The integration prototype will operate on the surface at Fermilab for about a year starting in late summer 2010, Cooper said. Then in 2012 it will move 300 feet underground to become the Near Detector, he said. Construction on the Far Detector project began in June near Ash River, Minn. The detector should be fully operational by September 2013, according to Fermilab.
A hard-to-observe fundamental particle that travels alone, the neutrino has little or no mass, so rarely interacts with other particles.
Neutrinos are ubiquitous throughout our universe. They were produced during the Big Bang, and many of those are still around. New ones are constantly being created too, through natural occurrences like solar fusion in the sun's core, or radioactive elements decaying in the Earth's mantle, as well as when the particle accelerator at Fermilab purposely smashes protons into carbon foils.
Our sun produces so many that hundreds of billions are zinging through our bodies every second, Coan said.
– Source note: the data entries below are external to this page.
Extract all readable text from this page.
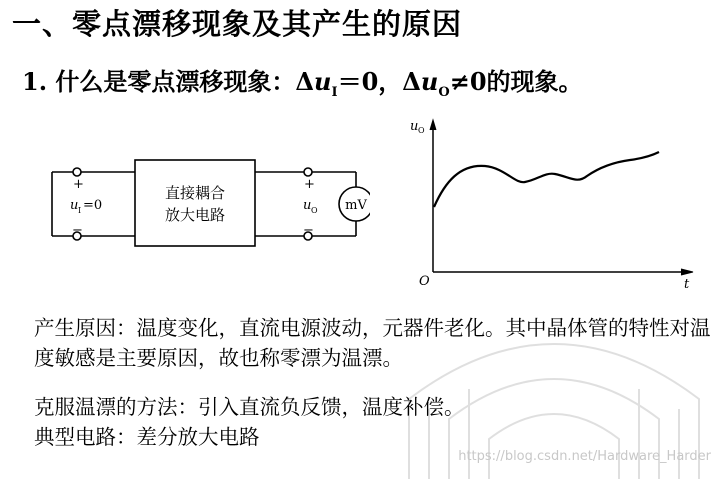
一、零点漂移现象及其产生的原因
1. 什么是零点漂移现象：$\Delta u_I=0$，$\Delta u_O\ne 0$的现象。
直接耦合
放大电路
+
−
u I =0
+
−
u O mV
u O
O	t
产生原因：温度变化，直流电源波动，元器件老化。其中晶体管的特性对温度敏感是主要原因，故也称零漂为温漂。
克服温漂的方法：引入直流负反馈，温度补偿。
典型电路：差分放大电路
https://blog.csdn.net/Hardware_Harder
It's hoped the new detector can resolve questions surrounding three different kinds of neutrinos — electron, tau and muon — and their "oscillation" from one type to another as they travel, he said.
Scientists at the new detectors will analyze data from Fermilab's neutrino beam to observe evidence of neutrinos when the speedy, lightweight particles occasionally smash into the carbon nuclei in the scintillating oil of the detector, causing a burst of light flashes, Coan said.
NOvA is looking for the most elusive oscillation of the muon type of neutrino to the electron type, Cooper said.